Organizing and analyzing the activity data in NHANES

Stat Biosci. 2019 Jul;11(2):262-287. doi: 10.1007/s12561-018-09229-9. Epub 2019 Feb 9.


The NHANES study contains objectively measured physical activity data collected using hip-worn accelerometers from multiple cohorts. However, using the accelerometry data has proven daunting because: 1) currently, there are no agreed upon standard protocols for data storage and analysis; 2) data exhibit heterogeneous patterns of missingness due to varying degrees of adherence to wear-time protocols; 3) sampling weights need to be carefully adjusted and accounted for in individual analyses; 4) there is a lack of reproducible software that transforms the data from its published format into analytic form; and 5) the high dimensional nature of accelerometry data complicates analyses. Here, we provide a framework for processing, storing, and analyzing the NHANES accelerometry data for the 2003-2004 and 2005-2006 surveys.
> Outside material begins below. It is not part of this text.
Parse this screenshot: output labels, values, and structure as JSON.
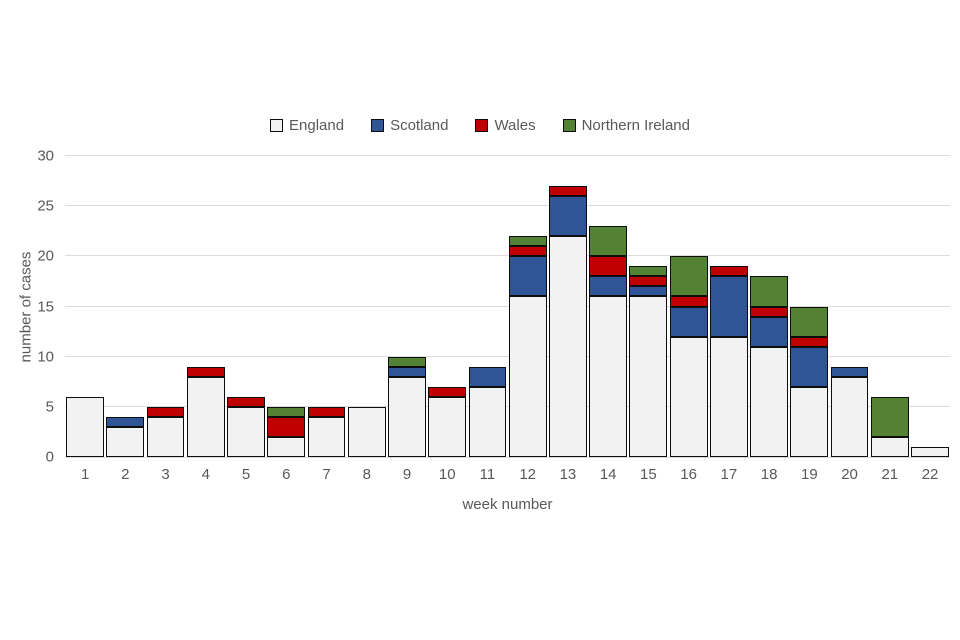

We also provide an NHANES data package in R, to help disseminate high quality, processed activity data combined with mortality and demographic information. Thus, we provide the tools to transition from "available data online" to "easily accessible and usable data", which substantially reduces the large upfront costs of initiating studies of association between physical activity and human health outcomes using NHANES. We apply these tools in an analysis showing that accelerometry features have the potential to predict 5-year all cause mortality better than known risk factors such as age, cigarette smoking, and various comorbidities.

Keywords: Accelerometry; NHANES; Phyiscal Activity; Prediction.